A Brief History of New York University

A view of Washington Square Park from NYUs Kimmel Center
A view of Washington Square Park from NYU's Kimmel Center | © Doc Searls / Flickr
Julia Goicochea

The history of New York University is much like any New York tale, in which a scrappy outsider overcomes setbacks while blazing a new trail. Class is now in session, both at NYU and here, as we illuminate the story behind New York University.

When Albert Gallatin announced his intention to found what would one day become New York University in 1831, his vision was one that had never been realized. The former Secretary of the Treasury’s plan for an institution that would welcome all students, regardless of social background, national origin, or religion, was the sort of radical idea which could only come to fruition in New York City. The first University of the City of New-York classes took place in 1832 in rented quarters near City Hall. In its early days, the university taught contemporary subjects such as civil engineering and sculpture to students including Samuel F.B. Morse and Samuel Colt, and by 1835, it relocated to a permanent home on Washington Square East. Thus, not four years after it opened, the university looked to be on its way to becoming the institution its founder had envisioned.

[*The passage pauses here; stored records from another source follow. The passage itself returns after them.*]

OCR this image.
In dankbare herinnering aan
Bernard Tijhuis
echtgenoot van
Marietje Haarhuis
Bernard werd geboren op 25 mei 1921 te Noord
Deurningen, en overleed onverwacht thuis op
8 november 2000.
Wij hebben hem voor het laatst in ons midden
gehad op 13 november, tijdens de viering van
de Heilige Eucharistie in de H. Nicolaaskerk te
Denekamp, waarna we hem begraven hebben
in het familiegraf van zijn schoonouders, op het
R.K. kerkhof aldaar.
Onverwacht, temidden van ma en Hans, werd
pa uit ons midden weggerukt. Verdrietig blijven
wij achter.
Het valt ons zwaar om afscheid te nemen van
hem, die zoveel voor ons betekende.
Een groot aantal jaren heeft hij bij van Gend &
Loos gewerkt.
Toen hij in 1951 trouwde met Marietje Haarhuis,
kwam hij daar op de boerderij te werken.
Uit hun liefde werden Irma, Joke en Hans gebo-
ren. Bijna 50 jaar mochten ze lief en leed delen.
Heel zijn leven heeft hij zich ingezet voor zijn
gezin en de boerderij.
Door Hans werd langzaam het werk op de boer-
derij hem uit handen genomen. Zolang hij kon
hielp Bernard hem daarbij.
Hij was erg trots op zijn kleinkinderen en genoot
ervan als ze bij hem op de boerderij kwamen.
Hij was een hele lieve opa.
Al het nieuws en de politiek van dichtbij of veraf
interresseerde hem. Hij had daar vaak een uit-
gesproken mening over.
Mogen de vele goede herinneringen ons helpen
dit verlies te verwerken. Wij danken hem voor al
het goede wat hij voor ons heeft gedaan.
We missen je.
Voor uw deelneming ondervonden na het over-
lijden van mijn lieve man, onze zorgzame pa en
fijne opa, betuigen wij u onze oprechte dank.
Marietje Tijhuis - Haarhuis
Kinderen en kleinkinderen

NYU Stern School of Business

No rise is without its setbacks, however. Throughout the 19th century, New York University suffered from financial problems which would continue to plague the university for decades until the forced sale of the school’s Bronx campus in 1973. Another of the university’s issues was enrollment, which never exceeded 150 students during the 19th century. True to its scrappy New York nature, NYU was in the black by the end of the century, solving both its issues in 1994 when Sir Harold Acton bequeathed to NYU what was at the time the largest gift made to an American university, a 57-acre estate in Florence, Italy.

Villa La Pietra, NYU, Florence

Gallatin didn’t meet his goal to create an institution which was “metropolitan in character [and] responsive to the demands of a bustling commercial culture”; he surpassed it. Today, NYU has a student body of more than 50,000 and a faculty exceeding 4,500 based at sites in New York City, Shanghai, and beyond. Its commuter school that opened in 1914 changed the way education was viewed and gained in this country. New York University is a trailblazing hometown hero, and those are the best sort of stories.